- Location in Jefferson County
- Coordinates: 38°43′48″N 85°33′32″W﻿ / ﻿38.73000°N 85.55889°W
- Country: United States
- State: Indiana
- County: Jefferson

Government
- • Type: Indiana township

Area
- • Total: 27.55 sq mi (71.4 km^{2})
- • Land: 27.44 sq mi (71.1 km^{2})
- • Water: 0.11 sq mi (0.28 km^{2}) 0.40%
- Elevation: 741 ft (226 m)

Population (2020)
- • Total: 1,600
- • Density: 58/sq mi (23/km^{2})
- GNIS feature ID: 0453786

= Republican Township, Jefferson County, Indiana =

Republican Township is one of ten townships in Jefferson County, Indiana, United States. As of the 2020 census, its population was 1,600 and it contained 663 housing units.

Republican Township was created on March 12, 1817, by the Jefferson County Common Pleas Court. It has had the following post offices, which are no longer in operation: Hargan (June 4, 1884 – July 29, 1898); Ramsey's Mills (Dec. 19, 1832-Jan. 14, 1848); Swanville (June 10, 1847-Oct. 23, 1866) and (Jan. 8, 1867-Jan. 15, 1907). There is no active post office in the township.

Ramseys Mills Post Office was renamed Kent, which operated from Jan. 14, 1848 until March 26, 1965, when mail service was transferred to Madison.

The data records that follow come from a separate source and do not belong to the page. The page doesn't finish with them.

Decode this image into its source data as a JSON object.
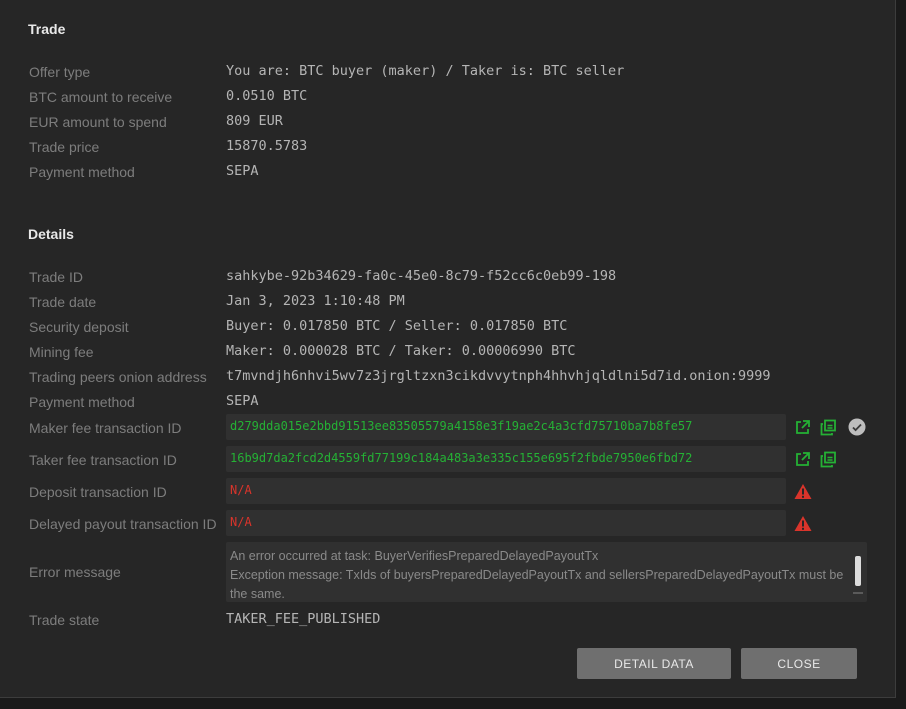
{
  "trade_section": {
    "title": "Trade",
    "rows": [
      {
        "label": "Offer type",
        "value": "You are: BTC buyer (maker) / Taker is: BTC seller"
      },
      {
        "label": "BTC amount to receive",
        "value": "0.0510 BTC"
      },
      {
        "label": "EUR amount to spend",
        "value": "809 EUR"
      },
      {
        "label": "Trade price",
        "value": "15870.5783"
      },
      {
        "label": "Payment method",
        "value": "SEPA"
      }
    ]
  },
  "details_section": {
    "title": "Details",
    "rows": [
      {
        "label": "Trade ID",
        "value": "sahkybe-92b34629-fa0c-45e0-8c79-f52cc6c0eb99-198"
      },
      {
        "label": "Trade date",
        "value": "Jan 3, 2023 1:10:48 PM"
      },
      {
        "label": "Security deposit",
        "value": "Buyer: 0.017850 BTC / Seller: 0.017850 BTC"
      },
      {
        "label": "Mining fee",
        "value": "Maker: 0.000028 BTC / Taker: 0.00006990 BTC"
      },
      {
        "label": "Trading peers onion address",
        "value": "t7mvndjh6nhvi5wv7z3jrgltzxn3cikdvvytnph4hhvhjqldlni5d7id.onion:9999"
      },
      {
        "label": "Payment method",
        "value": "SEPA"
      }
    ],
    "maker_fee_tx": {
      "label": "Maker fee transaction ID",
      "value": "d279dda015e2bbd91513ee83505579a4158e3f19ae2c4a3cfd75710ba7b8fe57"
    },
    "taker_fee_tx": {
      "label": "Taker fee transaction ID",
      "value": "16b9d7da2fcd2d4559fd77199c184a483a3e335c155e695f2fbde7950e6fbd72"
    },
    "deposit_tx": {
      "label": "Deposit transaction ID",
      "value": "N/A"
    },
    "delayed_payout_tx": {
      "label": "Delayed payout transaction ID",
      "value": "N/A"
    },
    "error": {
      "label": "Error message",
      "value": "An error occurred at task: BuyerVerifiesPreparedDelayedPayoutTx\nException message: TxIds of buyersPreparedDelayedPayoutTx and sellersPreparedDelayedPayoutTx must be the same."
    },
    "trade_state": {
      "label": "Trade state",
      "value": "TAKER_FEE_PUBLISHED"
    }
  },
  "buttons": {
    "detail_data": "DETAIL DATA",
    "close": "CLOSE"
  },
  "colors": {
    "green": "#25b135",
    "red": "#d9342b",
    "button": "#6f6f6f",
    "background": "#262626"
  },
  "icons": [
    "open-external-icon",
    "copy-icon",
    "confirmed-check-icon",
    "warning-icon"
  ]
}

Its active churches include the Kent Baptist, Christian and Methodist churches. Past churches include the Ebenezer Methodist (ca. 1840-?): New Liberty Methodist (ca. 1900-1995/90), Providence Methodist (ca. 1830-?), Sharon Hill Presbyterian (1845-after 1945); White River Baptist (1811-1886/87) and White River Christian (founded as a New Light church in 1817, moved to Kent where the Kent Christian Church is its successor).

Historical population
| Census | Pop. | Note | %± |
| 1890 | 872 |  | — |
| 1900 | 859 |  | −1.5% |
| 1910 | 871 |  | 1.4% |
| 1920 | 887 |  | 1.8% |
| 1930 | 729 |  | −17.8% |
| 1940 | 724 |  | −0.7% |
| 1950 | 719 |  | −0.7% |
| 1960 | 880 |  | 22.4% |
| 1970 | 1,061 |  | 20.6% |
| 1980 | 1,447 |  | 36.4% |
| 1990 | 1,468 |  | 1.5% |
| 2000 | 1,534 |  | 4.5% |
| 2010 | 1,599 |  | 4.2% |
| 2020 | 1,600 |  | 0.1% |
Source: US Decennial Census

==Geography==
According to the 2010 census, the township has a total area of 27.55 sqmi, of which 27.44 sqmi (or 99.60%) is land and 0.11 sqmi (or 0.40%) is water. The streams of Big Spring Creek, Chicken Run, Ramsey Creek and Thompson Branch run through this township.

===Unincorporated towns===
- Kent
- Swanville

===Adjacent townships===
- Smyrna Township (northeast)
- Hanover Township (east)
- Madison Township (east)
- Saluda Township (southeast)
- Lexington Township, Scott County (southwest)
- Graham Township (northwest)

===Cemeteries===
The township contains cemeteries: Blankenship, Kent, Landon, Liberty, Lloyd, Scotland,
Sharon Hill, Slippery Point and White River.

===Major highways===
- Indiana State Road 56
- Indiana State Road 256
- Indiana State Road 356

===Airports and landing strips===
- Wilkersons Airport

==Education==
The school district is Southwestern Jefferson County Consolidated Schools. The comprehensive high school is Southwestern High School.